After this treatment, the effluent is sprayed onto about 5,000 acres of corn fields. The soil captures most of the remaining pollutants and converts them into nutrients that help corn grow. Surplus water is either returned to the lagoons or, if it meets state standards, discharged into nearby steams.

The biggest hitch in the Muskegon system, the Montgomery delegation seemed to agree, is the occasional odors, which apparently come from constituents of pulp waste that, as environmentalist Robert K. Davis said, have an odor similar to outhouses. (Davis by the way, said he thought the Muskegon system, overall, was successful, but he saw both technical and political problems weighing against land treatment in Montgomery.)

Maxine J. McGrady, of Muskegon County, leader of an admittedly dwindling group of opponents called the system a "health hazard," but neither she nor any other members of the group produced documentation, and most members of the delegation didn't take the accusation seriously.

The McGrady group also charged that land treatment has adversely affected land values in Egelston township. But Township Supervisor Tom J. G. Bolt said land values increased from $10 million to $26 million from 1972 to 1976 in the economically depressed area. They are likely to rise, other officials said, when residents who now use overburdened septic fields soon book up with the Muskegon sewerage system.

Muskegon acquired its 11,000-acre site for $350 to $500 an acre - a bargain that Montgomery would never be able to find.

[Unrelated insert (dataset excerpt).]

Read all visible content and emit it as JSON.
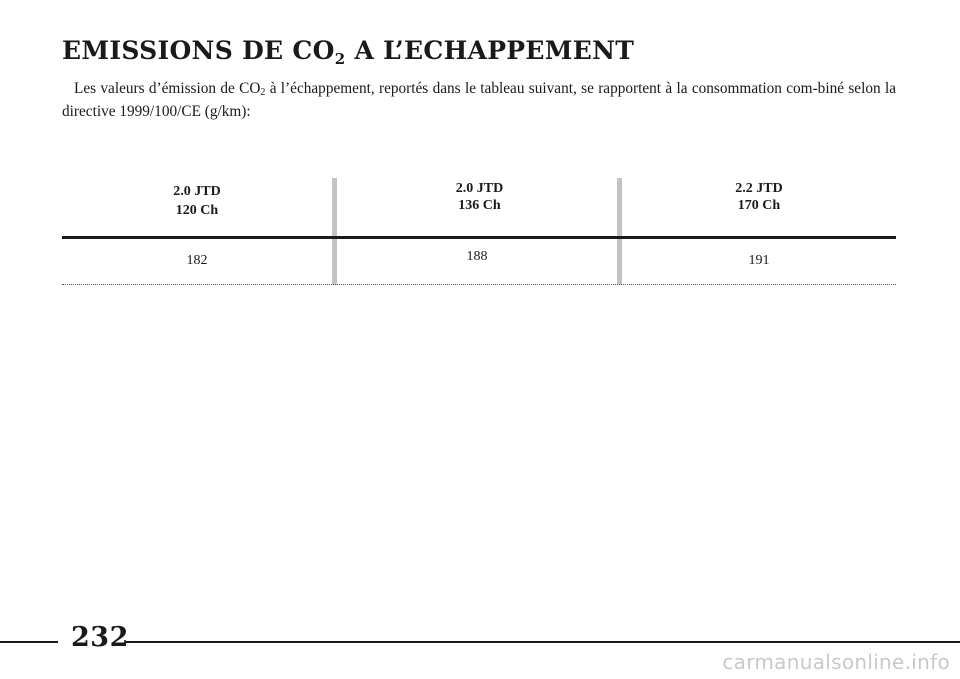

Sites in Montgomery would cost at least $3,000 an acre and depending on the location, as much as $6,000. Yet the consultant's study for the county found land treatment to be financially competitive with conventional plants in some areas, primarily western Montgomery County.

Bert Cumby, one of Montgomery's commissioners on the WSSC board, knows that what words technically may not work politically. Before he boarded a bus to the airport, he said: "The good in this system (Muskegon's) probably outweighs the negatives . . . But I think we would have one helluva job selling the system to our residents."